Flying Black Cockatoos
These flew over our house just after I’d finished cooking a BBQ for friends. Their flight is so playful, and often makes me simply marvel at flight itself.
I recall carrying Lawrence Hargrave’s kites when the Museum of Applied Arts and Sciences was moving into the Powerhouse in Ultimo more or less across the road . It was a windy day, and i was carrying these valuable and delicate flying machines down Harris Street, fearful they would take off
Hargrave began experimenting with kites in 1893. The following year, he demonstrated that four kites attached to one rope could lift 109 kilograms over 5 metres off the ground in a 21 knot wind. He straddled a trapeze below a train of box kites and was lifted into the air at Stanwell Park on 12 November 1894.

He discovered that a curved surface had twice the lift as a flat one, and that a kite with two separated planes had the greatest stability and soaring power.

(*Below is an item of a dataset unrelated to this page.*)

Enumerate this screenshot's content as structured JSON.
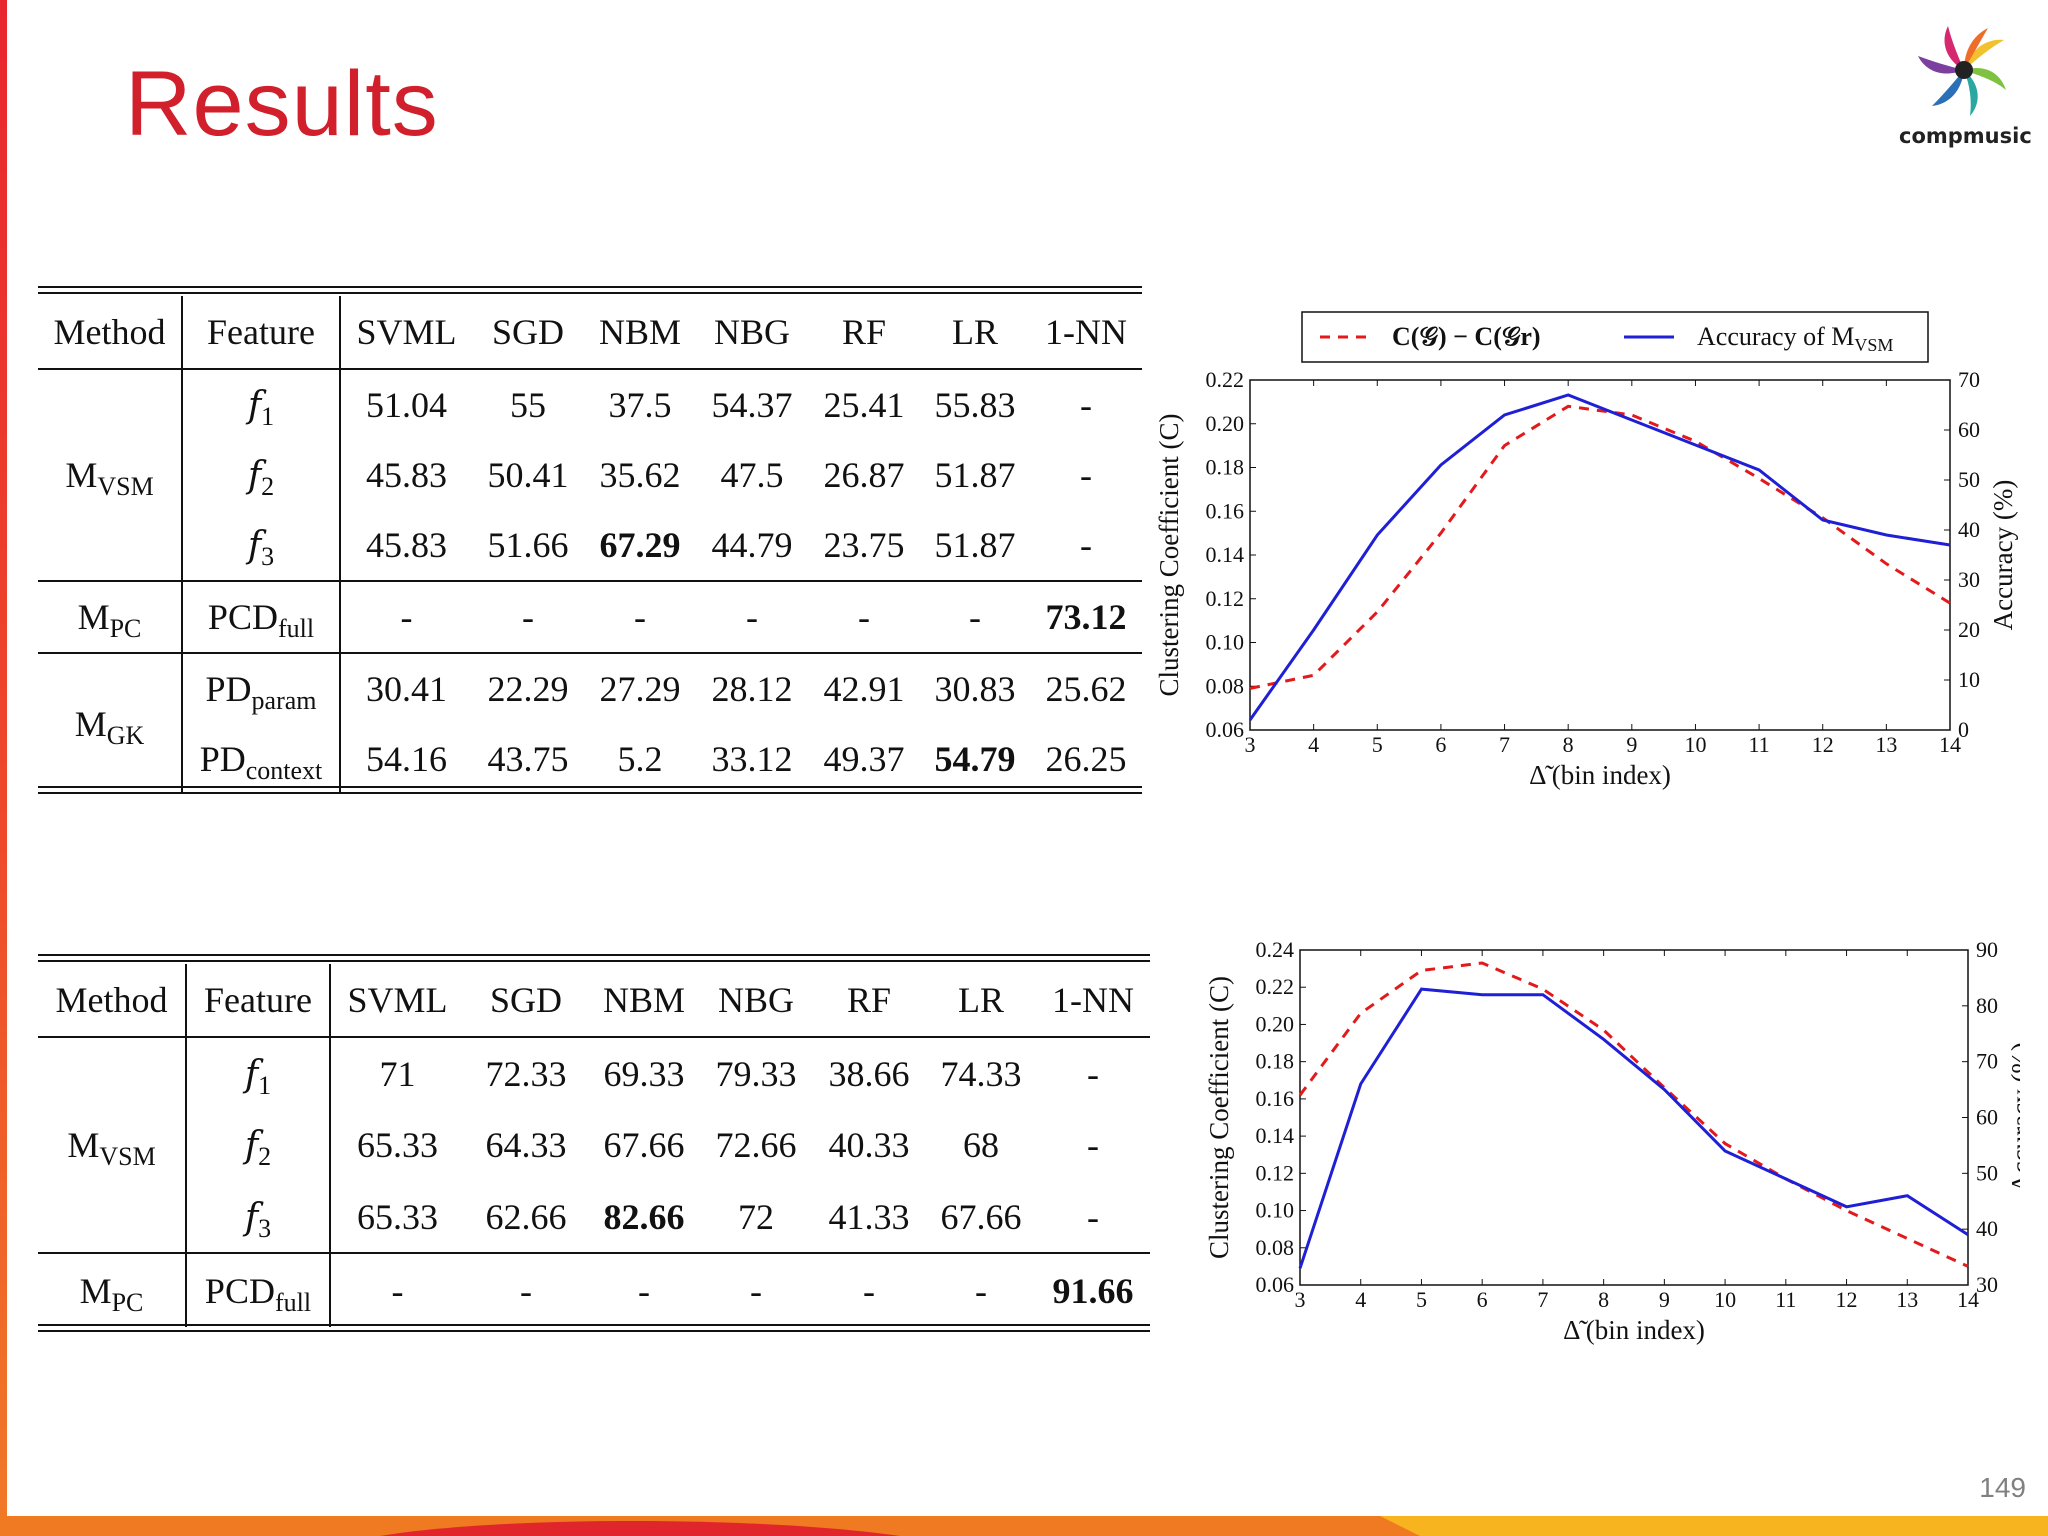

The Wright brothers denied Hargrave’s influence, but these two discoveries did influence European pioneers.
The right stuff
You haven’t seen a tree until you’ve seen its shadow from the sky.
Amelia Earhart
11am
I picture Sam on tiptoe, gurgling, lifting baby-fat arms to touch
the expansive blue that’s buffeting me, loosening my goggles,
the vibrating dials are hard to read, vintage oil pressure good.
The burning four cylinder engine roars from birdsong past bicycles.
Ingenious Daedalus, headstrong but without the hubris of artists
or tools or materials, escaped North Carolina at the sloppy controls.
the Tiger Moth with wax and feathers upgraded to oil and wood
trained young men with the right stuff to kill or be killed.
The bricolage of wing carried the Red Baron, Guernica, Coventry,
Dresden, Apollo X1 and now drones execute justice in a war on terror.
All the atoms in our bodies are billions of years old, but it’s my birthday,
time and space has shrunk and it seems to be the raptors’ day off.
Scars scratch rain-shy Warragamba Dam, in Gundungurra dreaming
the drowned valley was carved when Mirragan the quoll scrapped with
Gurangatch half reptile/half fish. Sydney expands amputating blocks in
an Australian dream of blue pools, green squares and patios snapped into place.
Remnant market gardens furrow into the Nepean’s green pubes, nose
down we accelerate whooooomph – the engine cuts, the world turns
upside down, inside out. Expletives rip, guts jerk in harness towards
the exits. My terminal velocity is faster than this biplane will fly.
Time shreds like cloud, the discipline of language freefalls, tongue-tied
by loop the loops and lazy eights that perturb the azimuth. A head lies
unnoticed in Brueghel’s copse, the splash unseen, cockies bloom cherry blossom
on a eucalypt alone with its foreshortened shadow in an empty paddock.
We land on grass and stroll through the botanic gardens, nauseous, I lean
against a tree, feel its strength from living simultaneously in sky
and in earth, connected out of sight to forests that once covered terra.
Our future is tied to the future of flowers, beyond the stars are surrogate stars.
7:40pm
Venus is rising through the fretwork of forest, the Yolngu say ‘Banumbirr’
came from the East out of the glittering sea creating the living landscape
as she crossed the country making hills, rivers, plants and animals
and naming every detail as she lay down the Songlines.
Frogs sing the creek line with a repetitive energy. Neptune strays
into an apparition of twisted branches on moth-eaten pale-bone
scribbly gums. Was astronomy a waste of energy?
The Southern Cross floats into consciousness above the Grosse Valley.
Fifteen thousand light years in a fast expanding universe fills the Milky Way
with fish (the bright stars) and water lilies (the faint ones), invisible
to half the world blinded by the bright promise of the city
where we won’t let gravity rest, it’s just not in our nature.